PP33C-01 INVITED 13:45h
Emiliani Lecture: Tropical Ice Core Evidence for Rapid Holocene Climate Change and Asynchronous Glaciation
Unprecedented global changes of the 20th Century have heightened our awareness of human vulnerability to potential climate changes in the next millennium. Half of the Earth's surface area lies between $30\deg$N and $30\deg$S and supports roughly 70$%$ of the world's population. Thus, variations in the occurrence and intensity of large-scale climate phenomena such as the El Ni\~{n}o-Southern Oscillation and monsoons are of significance to humanity. Here meteorological records are short and scarce, but fortunately high resolution proxy climate histories are available from selected high altitude, low- and mid-latitude ice caps. This presentation summarizes the results of a 25-year effort to acquire the high resolution, lower-latitude climate and environmental histories that complement polar ice core records and thereby facilitate a better understanding of the complex linkages between the low and high latitudes. Records from ice caps in Asia, South America and Africa are synthesized to provide a better understanding of (1) the history and mechanics of tropical climate systems and (2) the global significance of the tropical hydrological cycle.

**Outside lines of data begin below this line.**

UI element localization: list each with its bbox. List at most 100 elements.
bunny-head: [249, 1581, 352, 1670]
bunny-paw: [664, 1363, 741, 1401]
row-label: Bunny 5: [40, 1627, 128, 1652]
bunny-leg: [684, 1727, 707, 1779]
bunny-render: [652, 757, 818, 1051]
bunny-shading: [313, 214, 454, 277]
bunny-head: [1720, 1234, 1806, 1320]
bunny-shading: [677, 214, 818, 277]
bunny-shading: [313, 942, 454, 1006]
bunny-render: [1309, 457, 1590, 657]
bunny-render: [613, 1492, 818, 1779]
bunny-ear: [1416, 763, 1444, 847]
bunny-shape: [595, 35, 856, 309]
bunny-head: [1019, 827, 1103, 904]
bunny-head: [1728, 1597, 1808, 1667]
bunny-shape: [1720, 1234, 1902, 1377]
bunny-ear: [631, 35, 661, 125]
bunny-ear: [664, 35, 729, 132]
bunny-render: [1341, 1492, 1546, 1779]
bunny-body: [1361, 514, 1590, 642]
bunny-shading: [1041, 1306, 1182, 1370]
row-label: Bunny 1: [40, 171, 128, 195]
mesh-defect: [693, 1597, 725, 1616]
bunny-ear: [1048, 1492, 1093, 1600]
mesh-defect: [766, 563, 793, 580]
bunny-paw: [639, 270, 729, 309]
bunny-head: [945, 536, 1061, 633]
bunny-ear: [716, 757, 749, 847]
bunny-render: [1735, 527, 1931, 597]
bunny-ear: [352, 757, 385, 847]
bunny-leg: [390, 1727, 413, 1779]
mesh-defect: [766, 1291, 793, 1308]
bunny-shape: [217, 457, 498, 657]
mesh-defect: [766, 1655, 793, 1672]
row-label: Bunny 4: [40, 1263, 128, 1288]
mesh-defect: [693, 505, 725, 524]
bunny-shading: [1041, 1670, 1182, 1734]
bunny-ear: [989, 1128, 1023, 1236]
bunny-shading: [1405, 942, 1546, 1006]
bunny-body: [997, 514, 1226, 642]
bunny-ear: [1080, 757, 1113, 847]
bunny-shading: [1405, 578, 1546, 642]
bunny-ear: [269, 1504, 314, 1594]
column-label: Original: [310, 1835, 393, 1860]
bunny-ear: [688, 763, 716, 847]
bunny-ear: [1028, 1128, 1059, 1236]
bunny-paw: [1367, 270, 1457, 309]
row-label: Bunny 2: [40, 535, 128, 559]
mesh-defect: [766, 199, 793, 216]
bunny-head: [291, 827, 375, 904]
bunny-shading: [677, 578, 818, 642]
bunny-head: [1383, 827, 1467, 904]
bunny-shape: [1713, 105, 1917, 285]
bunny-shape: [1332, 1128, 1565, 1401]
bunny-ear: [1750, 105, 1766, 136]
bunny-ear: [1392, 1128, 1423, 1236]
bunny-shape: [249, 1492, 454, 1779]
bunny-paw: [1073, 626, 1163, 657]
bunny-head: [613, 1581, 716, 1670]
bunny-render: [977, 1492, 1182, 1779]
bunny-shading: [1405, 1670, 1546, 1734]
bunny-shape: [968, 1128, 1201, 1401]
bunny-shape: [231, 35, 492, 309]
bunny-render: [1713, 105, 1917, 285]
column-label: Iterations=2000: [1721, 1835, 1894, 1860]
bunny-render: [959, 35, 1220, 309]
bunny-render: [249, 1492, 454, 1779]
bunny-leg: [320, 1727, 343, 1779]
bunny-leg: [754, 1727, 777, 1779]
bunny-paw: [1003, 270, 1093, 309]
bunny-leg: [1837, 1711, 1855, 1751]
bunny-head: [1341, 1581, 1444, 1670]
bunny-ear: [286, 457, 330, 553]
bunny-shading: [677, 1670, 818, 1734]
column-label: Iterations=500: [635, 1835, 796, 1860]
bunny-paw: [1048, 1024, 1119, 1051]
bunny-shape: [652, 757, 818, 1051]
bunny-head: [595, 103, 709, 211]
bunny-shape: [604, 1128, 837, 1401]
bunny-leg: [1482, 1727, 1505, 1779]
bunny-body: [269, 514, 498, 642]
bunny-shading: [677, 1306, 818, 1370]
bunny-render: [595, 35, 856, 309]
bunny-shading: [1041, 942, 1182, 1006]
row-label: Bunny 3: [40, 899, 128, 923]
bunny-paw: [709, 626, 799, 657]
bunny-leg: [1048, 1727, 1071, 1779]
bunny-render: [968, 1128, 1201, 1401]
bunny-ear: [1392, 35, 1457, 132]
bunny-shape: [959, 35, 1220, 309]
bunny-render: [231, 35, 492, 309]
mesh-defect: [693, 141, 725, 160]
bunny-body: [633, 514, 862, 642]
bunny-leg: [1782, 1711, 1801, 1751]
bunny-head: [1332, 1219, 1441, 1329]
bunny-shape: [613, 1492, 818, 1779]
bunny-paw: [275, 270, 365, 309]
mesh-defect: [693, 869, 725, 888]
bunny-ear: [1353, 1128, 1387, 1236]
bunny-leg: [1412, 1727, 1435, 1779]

These histories provide the long-term perspective essential to distinguish natural variation in the climate system from the anthropogenic influences superimposed during the last century. Tropical ice core records raise additional questions about our understanding of the role of the tropics in global climate change and reveal that the growth (glaciation) and decay (deglaciation) of large ice fields in the lower latitudes is often asynchronous between the hemispheres and with high latitude glaciation that occurs on Milankovitch time scales. These records also document large, abrupt climate disruptions in the tropics at $\sim$5.2 and $\sim$4.2 kyr B.P. The latter, a multi-century drought, was coincident with the ``First Dark Age.'' Unfortunately, today virtually all known tropical glaciers and ice caps are retreating and soon will no longer continue to preserve viable paleoclimatic records.